Here now, let us take a look at the even partial sums.

s_{2} = b_{1} - b_{2} ≥ 0

s_{4 }= b_{1} - b_{2} + b_{3} - b_{4} = s_{2} + b_{3} - b_{4} ≥ s_{2 }because b_{3} - b_{4} > 0

S_{6} = s4 + b5 - b6 ≥ s4 because b_{5} - b_{6} > 0

S_{2n} = S_{2n -2} + b_{2n -1} - b_{2n} ≥ S_{2n -2 }because b_{2n-1} - b_{2n} > 0

Thus, {S_{2n}}is an increasing sequence.

Next, we can as well write the general term as,

S_{2n} = b_{1}-b_{2} + b_{3} - b_{4} + b_{5} + .... - b_{2n-2} + b_{2n-1} - b_{2n}

= b_{1} - (b_{2}-b_{3}) - (b_{4} - b_{5}) + ..... - (b_{2n-2 }- b_{2n-1}) - b_{2n}

Every quantity in parenthesis is positive and by assumption we be familiar with that b_{2n }is as well positive. Thus, this tells us that S_{2n}< b_{1} for all n.

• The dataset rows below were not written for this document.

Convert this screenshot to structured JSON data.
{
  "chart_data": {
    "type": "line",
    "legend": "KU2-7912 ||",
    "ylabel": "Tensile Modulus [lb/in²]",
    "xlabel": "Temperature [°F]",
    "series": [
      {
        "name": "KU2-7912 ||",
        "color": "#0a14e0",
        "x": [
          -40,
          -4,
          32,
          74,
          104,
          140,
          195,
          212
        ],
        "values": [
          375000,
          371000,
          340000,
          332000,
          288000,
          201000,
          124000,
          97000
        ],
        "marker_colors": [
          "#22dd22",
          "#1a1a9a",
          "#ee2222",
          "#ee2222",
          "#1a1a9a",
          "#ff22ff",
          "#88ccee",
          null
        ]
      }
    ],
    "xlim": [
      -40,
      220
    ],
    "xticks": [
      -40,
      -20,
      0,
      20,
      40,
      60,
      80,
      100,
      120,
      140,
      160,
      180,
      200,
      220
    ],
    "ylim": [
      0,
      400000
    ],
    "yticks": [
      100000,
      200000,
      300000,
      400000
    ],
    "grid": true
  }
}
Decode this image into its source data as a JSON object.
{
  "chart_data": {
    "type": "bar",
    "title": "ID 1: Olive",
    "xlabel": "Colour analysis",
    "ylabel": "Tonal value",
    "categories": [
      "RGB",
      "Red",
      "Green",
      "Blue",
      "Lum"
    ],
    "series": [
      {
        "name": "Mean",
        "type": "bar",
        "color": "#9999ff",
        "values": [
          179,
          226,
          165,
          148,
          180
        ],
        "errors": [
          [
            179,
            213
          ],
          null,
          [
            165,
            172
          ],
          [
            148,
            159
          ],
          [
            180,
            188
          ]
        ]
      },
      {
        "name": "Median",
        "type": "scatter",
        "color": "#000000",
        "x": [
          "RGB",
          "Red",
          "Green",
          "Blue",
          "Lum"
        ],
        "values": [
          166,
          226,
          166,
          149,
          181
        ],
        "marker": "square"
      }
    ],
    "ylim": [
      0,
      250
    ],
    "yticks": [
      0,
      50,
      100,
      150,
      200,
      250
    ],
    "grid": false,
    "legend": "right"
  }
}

We now be familiar with that {S_{2n}}is an increasing sequence that is bounded above and thus we know that it must as well converge. Thus, let's assume that its limit is s or,

Subsequently, we can quickly find out the limit of the sequence of odd partial sums, {S_{2n+1}} as follows,

Thus, we now know that both of the {S_{2n}} and {S_{2n+1}} are convergent sequences and they both have similar limit and so we as well know that {S_{n}} is a convergent sequence along with a limit of s. This in turn tells us that ∑a_{n }is convergent.